According to Rama Rao, Gandhi's Congress (I) Party had offered $5,000 to $25, 000 to each of his supporters in the legislative assembly to defect. According to others within his Telegu Desam party, "Operation Topple" had a $5 million war chest.

Gandhi denies the allegations, but few Indians are inclined to believe that the prime minister was not involved. She has, after all, in 15 1/2 years in power, very frequently dismissed popularly elected state governments and on 42 occasions declared President's rule.

Thus, the wily Rama Rao, a flamboyant former film idol renowned for his roles as Hindu gods, was taking no chances. He dispatched his loyal deputies to the opposition-ruled state of Karnataka, where they lolled away the hours for 22 days in a secluded former British hill station, away from temptation or threat.

Only on Monday did the supporters return to Andhra Pradesh under Rama Rao's own security guard, escorted by lawyers, members of the Indian Civil Liberties Union, and a bewildering bevy of representatives of the press.

It could have had a circus atmosphere, if so much were not at stake. The Andhra Pradesh uproar has become what is perhaps one of India's most important domestic political confrontations since Gandhi returned to power in 1980. And it has united, however tenuously, for the first time in recent years, a fractious Indian opposition, from the Communists to the Hindu revivalists.

It has provoked a public outcry, potentially disastrous for Gandhi only five months before parliamentary polls are presumed to be due. And it has catapulted Rama Rao, whose own political fortunes were flagging before he was overthrown, into the national political arena. He just could challenge Gandhi for national power ifm the parliamentary polls are held by January when -- according to conventional wisdom -- they are due.

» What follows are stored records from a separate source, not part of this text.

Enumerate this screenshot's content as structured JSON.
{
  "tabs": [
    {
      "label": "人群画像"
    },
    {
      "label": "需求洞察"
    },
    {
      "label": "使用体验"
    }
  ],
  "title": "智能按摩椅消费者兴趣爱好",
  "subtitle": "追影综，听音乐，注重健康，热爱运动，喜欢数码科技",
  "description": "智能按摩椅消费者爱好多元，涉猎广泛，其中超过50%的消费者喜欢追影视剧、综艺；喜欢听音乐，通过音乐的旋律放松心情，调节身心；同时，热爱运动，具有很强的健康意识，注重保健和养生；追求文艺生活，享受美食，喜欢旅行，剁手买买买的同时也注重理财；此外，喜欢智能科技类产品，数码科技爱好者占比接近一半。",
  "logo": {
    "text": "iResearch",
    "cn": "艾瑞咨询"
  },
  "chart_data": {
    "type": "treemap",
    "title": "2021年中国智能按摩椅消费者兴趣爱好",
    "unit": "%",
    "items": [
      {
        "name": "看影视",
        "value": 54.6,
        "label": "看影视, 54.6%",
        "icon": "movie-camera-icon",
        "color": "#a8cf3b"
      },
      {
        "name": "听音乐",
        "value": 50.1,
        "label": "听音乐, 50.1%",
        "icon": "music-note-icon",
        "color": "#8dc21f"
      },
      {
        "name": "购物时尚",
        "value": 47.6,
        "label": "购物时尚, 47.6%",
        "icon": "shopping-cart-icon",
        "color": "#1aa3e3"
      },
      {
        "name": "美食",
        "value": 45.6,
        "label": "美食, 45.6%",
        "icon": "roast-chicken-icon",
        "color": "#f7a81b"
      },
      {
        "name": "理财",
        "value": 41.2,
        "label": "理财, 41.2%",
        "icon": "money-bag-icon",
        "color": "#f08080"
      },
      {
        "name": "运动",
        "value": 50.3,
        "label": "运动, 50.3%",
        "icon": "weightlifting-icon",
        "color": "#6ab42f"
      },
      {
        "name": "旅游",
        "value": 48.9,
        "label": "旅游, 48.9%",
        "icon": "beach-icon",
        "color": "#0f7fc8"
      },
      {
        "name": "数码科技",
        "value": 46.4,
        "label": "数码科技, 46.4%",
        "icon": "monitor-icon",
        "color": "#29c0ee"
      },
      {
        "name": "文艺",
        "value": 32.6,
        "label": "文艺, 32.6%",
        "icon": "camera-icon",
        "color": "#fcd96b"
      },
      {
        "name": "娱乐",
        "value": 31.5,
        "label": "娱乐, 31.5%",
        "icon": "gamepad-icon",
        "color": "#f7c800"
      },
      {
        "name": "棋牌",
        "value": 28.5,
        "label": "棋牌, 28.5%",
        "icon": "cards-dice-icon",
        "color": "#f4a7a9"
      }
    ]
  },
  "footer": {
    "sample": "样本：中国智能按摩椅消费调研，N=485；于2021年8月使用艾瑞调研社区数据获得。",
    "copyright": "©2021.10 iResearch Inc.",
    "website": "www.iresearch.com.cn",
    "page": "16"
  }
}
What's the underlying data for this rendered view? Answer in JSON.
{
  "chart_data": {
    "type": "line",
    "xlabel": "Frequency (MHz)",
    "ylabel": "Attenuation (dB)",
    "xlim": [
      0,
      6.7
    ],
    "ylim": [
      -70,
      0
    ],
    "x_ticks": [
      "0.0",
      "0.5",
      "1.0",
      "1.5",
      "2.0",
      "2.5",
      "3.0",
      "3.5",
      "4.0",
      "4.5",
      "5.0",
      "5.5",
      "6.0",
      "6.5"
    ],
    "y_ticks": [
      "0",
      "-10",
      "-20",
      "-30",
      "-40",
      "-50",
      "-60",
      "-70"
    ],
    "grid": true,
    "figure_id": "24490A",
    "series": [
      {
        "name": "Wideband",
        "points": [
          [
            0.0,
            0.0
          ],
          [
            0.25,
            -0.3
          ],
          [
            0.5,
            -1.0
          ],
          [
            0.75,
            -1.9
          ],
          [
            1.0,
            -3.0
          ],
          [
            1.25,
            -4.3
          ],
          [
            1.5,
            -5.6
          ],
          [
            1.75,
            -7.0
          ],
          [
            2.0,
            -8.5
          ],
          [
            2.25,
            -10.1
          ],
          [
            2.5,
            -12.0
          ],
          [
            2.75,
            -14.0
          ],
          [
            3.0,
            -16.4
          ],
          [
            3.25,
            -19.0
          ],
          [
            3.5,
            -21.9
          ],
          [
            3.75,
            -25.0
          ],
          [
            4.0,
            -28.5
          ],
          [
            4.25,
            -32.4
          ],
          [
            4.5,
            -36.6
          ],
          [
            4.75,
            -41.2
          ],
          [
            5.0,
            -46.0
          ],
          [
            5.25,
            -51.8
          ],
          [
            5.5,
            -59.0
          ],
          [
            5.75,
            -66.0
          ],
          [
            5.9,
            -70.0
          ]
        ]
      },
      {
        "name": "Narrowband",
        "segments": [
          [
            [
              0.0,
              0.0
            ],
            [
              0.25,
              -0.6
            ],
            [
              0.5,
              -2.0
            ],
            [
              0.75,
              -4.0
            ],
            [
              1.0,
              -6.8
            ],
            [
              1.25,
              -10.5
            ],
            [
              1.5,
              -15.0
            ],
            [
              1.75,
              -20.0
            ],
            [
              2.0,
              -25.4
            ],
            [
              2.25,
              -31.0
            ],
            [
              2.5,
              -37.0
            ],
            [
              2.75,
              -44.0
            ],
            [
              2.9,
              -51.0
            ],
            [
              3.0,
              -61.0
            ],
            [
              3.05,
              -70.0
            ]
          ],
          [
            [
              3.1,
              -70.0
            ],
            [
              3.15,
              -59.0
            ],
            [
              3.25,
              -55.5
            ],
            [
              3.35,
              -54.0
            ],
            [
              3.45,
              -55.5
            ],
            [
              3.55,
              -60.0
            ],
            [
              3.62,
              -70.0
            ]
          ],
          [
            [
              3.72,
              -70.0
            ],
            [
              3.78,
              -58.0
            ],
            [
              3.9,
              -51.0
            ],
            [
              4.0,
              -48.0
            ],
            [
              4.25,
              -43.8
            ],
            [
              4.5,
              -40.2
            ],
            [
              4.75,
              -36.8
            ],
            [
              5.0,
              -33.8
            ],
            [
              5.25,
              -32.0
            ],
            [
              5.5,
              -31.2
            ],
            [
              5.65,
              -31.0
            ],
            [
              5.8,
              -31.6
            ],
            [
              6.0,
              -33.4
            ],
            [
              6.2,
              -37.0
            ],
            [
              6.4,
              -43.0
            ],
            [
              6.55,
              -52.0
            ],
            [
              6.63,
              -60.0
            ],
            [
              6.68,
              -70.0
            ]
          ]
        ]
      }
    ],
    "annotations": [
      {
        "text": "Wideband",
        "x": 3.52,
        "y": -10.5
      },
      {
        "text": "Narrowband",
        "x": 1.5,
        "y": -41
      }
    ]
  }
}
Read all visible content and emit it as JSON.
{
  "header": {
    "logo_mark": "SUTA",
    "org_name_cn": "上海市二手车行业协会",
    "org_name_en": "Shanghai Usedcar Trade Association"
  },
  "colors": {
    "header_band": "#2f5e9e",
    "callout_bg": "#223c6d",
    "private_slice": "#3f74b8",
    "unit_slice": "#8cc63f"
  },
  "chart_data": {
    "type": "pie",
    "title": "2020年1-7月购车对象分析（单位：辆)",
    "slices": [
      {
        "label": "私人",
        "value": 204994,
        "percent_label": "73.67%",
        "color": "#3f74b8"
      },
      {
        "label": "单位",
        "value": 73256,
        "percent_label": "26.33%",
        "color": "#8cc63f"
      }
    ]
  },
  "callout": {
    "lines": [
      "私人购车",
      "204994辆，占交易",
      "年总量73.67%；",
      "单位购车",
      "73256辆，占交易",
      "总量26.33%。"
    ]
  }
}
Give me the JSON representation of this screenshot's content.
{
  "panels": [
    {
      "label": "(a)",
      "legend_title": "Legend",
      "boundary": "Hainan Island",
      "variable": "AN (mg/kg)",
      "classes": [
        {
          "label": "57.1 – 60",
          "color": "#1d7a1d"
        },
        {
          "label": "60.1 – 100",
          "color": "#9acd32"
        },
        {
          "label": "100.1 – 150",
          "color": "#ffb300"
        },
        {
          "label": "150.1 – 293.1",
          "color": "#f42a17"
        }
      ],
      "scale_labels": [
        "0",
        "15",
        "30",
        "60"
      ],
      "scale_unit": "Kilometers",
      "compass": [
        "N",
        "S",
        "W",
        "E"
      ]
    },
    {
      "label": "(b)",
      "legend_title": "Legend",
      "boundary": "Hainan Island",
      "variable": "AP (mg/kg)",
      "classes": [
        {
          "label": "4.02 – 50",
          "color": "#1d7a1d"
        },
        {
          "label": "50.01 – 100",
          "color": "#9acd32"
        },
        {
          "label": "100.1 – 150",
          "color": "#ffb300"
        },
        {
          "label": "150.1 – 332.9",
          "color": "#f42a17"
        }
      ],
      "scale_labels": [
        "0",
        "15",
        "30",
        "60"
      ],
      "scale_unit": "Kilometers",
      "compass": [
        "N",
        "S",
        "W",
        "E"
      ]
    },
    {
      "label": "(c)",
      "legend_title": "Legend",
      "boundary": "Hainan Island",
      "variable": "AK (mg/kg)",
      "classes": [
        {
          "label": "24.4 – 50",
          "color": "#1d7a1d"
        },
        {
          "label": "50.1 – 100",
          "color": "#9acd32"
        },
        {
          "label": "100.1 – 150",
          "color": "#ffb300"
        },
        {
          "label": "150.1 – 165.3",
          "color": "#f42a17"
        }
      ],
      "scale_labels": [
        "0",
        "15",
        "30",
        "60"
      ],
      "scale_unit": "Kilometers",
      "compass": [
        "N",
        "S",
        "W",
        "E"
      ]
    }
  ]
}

This week, however, Gandhi's advisers were speaking of a previously unused constitutional clause, which would allow the world's elongest-serving democratically elected prime minister to postpone the pools until June.

Technically, according to aides of Gandhi, six months can elapse between two sessions of the Indian parliament. In the present atmosphere, the prime minister's "kitchen cabinet" fears that Gandhi just conceivably might lose if elections were called tomorrow.

She and her Congress (I) Party have never polled more than 40 to 43 percent of the popular vote. But a badly splintered opposition, often fielding 18 candidates to the Congress (I) Party's one, has given the resilient prime minister a handsome majority in the House.

The opposition parties have now, at least technically, agreed not to split the anti-Congress vote, though the imponderables of an electoral alliance and joint electoral strategy have yet to be worked out.

As the monsoon in India comes to an unusually thunderous end, "the season" for entertaining has begun. Conversation centers on the Indian premier.

"What ism she doing?" echoes through book-lined studies, and off verandas with marble floors.

The tenor, in most cases, is one of unconcealed alarm.

"1984 may go down in Indian history as the year of disintegration," says Nani Palkhivala, a former ambassador to Washington, and one of India's preeminent authorities on constitutional law. "After having successfully alienated all of our neighboring countries, we will now have turned our gift for alienation towards our own states and ourselves."

Losing is not part of Indira Gandhi's style. And Andhra Pradesh is not likely to prove the exception -- regardless of the implications for India at large.